Besides, she was a little worried about what would happen when Justinian saw the warding spell’s control device: a perfect little miniature of the duke’s castle, complete with a working drawbridge and portcullis. Justinian’s intense passion for disassembling small mechanical objects was matched only by his complete inability to reassemble them. What if the Maestro decided he needed to take the model apart to repair the spell? Gwynn tried not to think about it.
If she hadn’t been so worried, she’d have found the model castle fascinating herself. You could keep track of everything that went on in the castle-outdoors, at any rate-by watching the small, ghostly figures that moved around in it. Gwynn spotted the tiny image of Master Justinian standing on one of the ramparts and paused to watch. From the slumped set of his shoulders, she deduced that things were still going badly. She sighed, turned her back on the model, and tried to think.

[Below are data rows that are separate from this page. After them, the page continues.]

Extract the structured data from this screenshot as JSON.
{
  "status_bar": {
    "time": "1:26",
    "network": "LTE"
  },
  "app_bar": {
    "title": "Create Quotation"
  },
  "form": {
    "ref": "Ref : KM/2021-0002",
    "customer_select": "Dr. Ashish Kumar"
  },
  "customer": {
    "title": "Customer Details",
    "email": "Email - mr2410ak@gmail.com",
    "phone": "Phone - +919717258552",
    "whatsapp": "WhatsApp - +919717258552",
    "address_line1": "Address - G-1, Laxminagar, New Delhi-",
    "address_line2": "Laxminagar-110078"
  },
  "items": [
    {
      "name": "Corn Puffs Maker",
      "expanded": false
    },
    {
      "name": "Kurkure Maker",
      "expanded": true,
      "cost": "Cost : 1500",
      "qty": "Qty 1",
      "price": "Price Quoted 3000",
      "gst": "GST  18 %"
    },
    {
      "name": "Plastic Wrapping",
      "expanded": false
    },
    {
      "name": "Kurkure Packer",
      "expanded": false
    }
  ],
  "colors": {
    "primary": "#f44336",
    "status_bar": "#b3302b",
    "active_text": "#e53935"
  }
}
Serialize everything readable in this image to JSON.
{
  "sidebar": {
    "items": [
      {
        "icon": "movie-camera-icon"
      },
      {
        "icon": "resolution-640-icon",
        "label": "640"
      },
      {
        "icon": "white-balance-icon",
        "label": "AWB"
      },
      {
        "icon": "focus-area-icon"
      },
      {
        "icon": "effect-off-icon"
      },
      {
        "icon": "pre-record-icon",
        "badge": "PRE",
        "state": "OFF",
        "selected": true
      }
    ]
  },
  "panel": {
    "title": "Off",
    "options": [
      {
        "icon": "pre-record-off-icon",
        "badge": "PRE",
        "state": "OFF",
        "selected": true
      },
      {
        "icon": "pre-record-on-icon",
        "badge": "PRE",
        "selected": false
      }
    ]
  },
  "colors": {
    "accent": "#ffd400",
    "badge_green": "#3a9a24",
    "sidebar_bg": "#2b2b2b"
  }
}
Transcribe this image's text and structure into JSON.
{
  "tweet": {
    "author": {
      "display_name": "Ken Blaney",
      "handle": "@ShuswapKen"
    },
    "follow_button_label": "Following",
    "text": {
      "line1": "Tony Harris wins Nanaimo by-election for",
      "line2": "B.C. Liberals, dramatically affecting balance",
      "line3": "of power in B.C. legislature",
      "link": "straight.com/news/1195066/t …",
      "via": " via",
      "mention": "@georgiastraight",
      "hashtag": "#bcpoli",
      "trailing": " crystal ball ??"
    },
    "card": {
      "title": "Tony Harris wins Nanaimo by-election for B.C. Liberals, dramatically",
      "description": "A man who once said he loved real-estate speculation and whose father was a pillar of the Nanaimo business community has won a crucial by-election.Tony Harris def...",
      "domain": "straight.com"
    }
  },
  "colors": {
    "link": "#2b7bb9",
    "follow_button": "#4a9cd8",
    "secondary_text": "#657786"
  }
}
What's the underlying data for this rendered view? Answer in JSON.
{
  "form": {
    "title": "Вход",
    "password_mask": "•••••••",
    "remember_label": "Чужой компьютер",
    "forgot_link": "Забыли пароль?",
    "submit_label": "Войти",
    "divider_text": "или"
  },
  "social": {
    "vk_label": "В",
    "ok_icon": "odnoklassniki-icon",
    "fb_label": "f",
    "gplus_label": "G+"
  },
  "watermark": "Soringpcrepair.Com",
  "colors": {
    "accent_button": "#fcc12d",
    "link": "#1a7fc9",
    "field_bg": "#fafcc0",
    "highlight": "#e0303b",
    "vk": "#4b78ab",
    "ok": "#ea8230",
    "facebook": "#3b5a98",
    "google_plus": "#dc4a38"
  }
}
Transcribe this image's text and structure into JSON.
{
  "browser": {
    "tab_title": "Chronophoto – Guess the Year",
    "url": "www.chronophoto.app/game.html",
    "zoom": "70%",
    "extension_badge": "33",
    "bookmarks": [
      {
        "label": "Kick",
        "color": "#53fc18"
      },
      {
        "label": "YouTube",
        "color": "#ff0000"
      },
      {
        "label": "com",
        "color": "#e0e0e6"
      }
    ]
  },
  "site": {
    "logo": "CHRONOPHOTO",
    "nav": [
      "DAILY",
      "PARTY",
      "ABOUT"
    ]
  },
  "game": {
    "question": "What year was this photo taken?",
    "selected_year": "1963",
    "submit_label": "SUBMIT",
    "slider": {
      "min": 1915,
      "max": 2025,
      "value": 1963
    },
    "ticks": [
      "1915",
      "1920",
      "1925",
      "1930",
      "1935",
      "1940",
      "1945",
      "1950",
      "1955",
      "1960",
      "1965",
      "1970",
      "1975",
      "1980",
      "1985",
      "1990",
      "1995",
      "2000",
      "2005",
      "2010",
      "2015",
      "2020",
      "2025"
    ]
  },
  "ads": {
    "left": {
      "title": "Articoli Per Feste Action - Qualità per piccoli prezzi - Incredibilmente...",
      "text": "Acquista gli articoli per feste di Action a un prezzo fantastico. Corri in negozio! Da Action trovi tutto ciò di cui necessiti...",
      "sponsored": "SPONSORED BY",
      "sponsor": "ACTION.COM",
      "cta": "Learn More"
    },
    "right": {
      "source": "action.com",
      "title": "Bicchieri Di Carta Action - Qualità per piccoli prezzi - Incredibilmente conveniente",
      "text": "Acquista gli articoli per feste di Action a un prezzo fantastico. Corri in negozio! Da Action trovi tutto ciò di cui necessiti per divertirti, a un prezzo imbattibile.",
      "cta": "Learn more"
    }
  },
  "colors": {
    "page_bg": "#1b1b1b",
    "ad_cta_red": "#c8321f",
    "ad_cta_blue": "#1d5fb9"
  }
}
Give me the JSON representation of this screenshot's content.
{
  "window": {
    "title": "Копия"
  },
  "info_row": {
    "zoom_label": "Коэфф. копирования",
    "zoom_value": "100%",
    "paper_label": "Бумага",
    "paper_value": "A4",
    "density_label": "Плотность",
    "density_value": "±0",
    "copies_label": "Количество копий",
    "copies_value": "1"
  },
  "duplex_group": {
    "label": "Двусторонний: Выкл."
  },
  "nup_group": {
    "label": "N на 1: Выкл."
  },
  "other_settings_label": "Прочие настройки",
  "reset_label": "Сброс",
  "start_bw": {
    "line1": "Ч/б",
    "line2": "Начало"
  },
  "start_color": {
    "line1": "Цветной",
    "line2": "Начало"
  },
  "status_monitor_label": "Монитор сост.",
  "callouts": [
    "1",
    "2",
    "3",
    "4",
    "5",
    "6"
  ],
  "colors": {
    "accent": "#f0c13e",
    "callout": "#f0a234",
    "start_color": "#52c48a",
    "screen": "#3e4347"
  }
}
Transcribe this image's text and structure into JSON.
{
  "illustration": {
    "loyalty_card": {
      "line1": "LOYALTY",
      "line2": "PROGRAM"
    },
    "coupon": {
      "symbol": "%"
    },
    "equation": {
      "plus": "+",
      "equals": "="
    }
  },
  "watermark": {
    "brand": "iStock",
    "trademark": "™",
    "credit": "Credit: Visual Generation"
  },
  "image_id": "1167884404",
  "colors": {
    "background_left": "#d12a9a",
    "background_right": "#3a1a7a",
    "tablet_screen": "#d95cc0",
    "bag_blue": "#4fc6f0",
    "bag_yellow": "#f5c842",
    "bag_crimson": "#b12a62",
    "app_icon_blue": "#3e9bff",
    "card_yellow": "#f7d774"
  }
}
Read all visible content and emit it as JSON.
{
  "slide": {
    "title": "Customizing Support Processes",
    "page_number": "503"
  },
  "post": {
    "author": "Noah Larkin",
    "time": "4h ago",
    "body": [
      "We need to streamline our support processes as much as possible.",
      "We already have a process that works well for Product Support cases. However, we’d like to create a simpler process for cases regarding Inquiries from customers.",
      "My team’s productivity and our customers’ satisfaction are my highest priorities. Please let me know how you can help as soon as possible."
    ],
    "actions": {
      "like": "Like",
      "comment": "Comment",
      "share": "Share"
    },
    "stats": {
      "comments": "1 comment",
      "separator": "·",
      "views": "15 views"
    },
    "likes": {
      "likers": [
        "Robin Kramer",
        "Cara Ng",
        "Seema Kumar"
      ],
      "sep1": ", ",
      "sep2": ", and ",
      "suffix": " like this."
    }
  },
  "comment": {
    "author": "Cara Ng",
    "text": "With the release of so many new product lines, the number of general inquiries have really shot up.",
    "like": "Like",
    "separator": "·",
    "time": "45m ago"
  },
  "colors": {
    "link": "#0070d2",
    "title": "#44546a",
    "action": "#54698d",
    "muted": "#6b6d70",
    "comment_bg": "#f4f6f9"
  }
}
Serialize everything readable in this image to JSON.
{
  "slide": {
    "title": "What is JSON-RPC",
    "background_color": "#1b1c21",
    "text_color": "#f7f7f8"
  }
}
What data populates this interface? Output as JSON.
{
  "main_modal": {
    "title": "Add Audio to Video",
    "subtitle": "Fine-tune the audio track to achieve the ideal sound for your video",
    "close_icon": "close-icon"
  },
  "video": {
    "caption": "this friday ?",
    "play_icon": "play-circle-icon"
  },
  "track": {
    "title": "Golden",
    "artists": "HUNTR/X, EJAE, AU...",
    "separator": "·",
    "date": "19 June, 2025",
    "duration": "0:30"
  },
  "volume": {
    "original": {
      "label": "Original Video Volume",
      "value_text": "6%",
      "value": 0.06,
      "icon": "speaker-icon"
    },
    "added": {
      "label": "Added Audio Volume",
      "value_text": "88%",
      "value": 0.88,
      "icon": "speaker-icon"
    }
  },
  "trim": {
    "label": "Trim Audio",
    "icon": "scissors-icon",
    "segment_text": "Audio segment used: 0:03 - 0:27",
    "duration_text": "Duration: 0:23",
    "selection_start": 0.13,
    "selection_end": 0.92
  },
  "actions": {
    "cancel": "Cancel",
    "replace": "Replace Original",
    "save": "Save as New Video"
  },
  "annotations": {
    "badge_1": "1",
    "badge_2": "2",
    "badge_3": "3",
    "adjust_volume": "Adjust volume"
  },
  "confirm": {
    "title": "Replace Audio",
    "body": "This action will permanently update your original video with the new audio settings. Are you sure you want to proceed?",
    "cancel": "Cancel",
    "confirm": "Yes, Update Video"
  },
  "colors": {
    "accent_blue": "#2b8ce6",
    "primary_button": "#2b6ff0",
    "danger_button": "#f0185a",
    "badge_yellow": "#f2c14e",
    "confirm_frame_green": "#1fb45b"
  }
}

“There really doesn’t seem to be anything wrong with it,” Gwynn muttered.
“Useless things, these magical devices,” said Reg, from the doorway. Gwynn jumped; she hadn’t heard him come in. And his presence was the last thing she needed. He had a personality like a cold, wet drizzle.
Suddenly the bells began ringing. Gwynn and the captain ran to the front of the miniature castle. They could see a group of small, ghostly figures entering it. A troop of wood trolls, armed with scythes and machetes. And yet, glancing out of the window of the guardhouse, which overhung the real gate, they saw no trolls entering the castle. Nothing was entering the castle, not even a chipmunk.
“It was working fine a minute ago,” the captain said.
“If you say so,” Reg said, with a shrug. “I’ve never seen it work right myself.”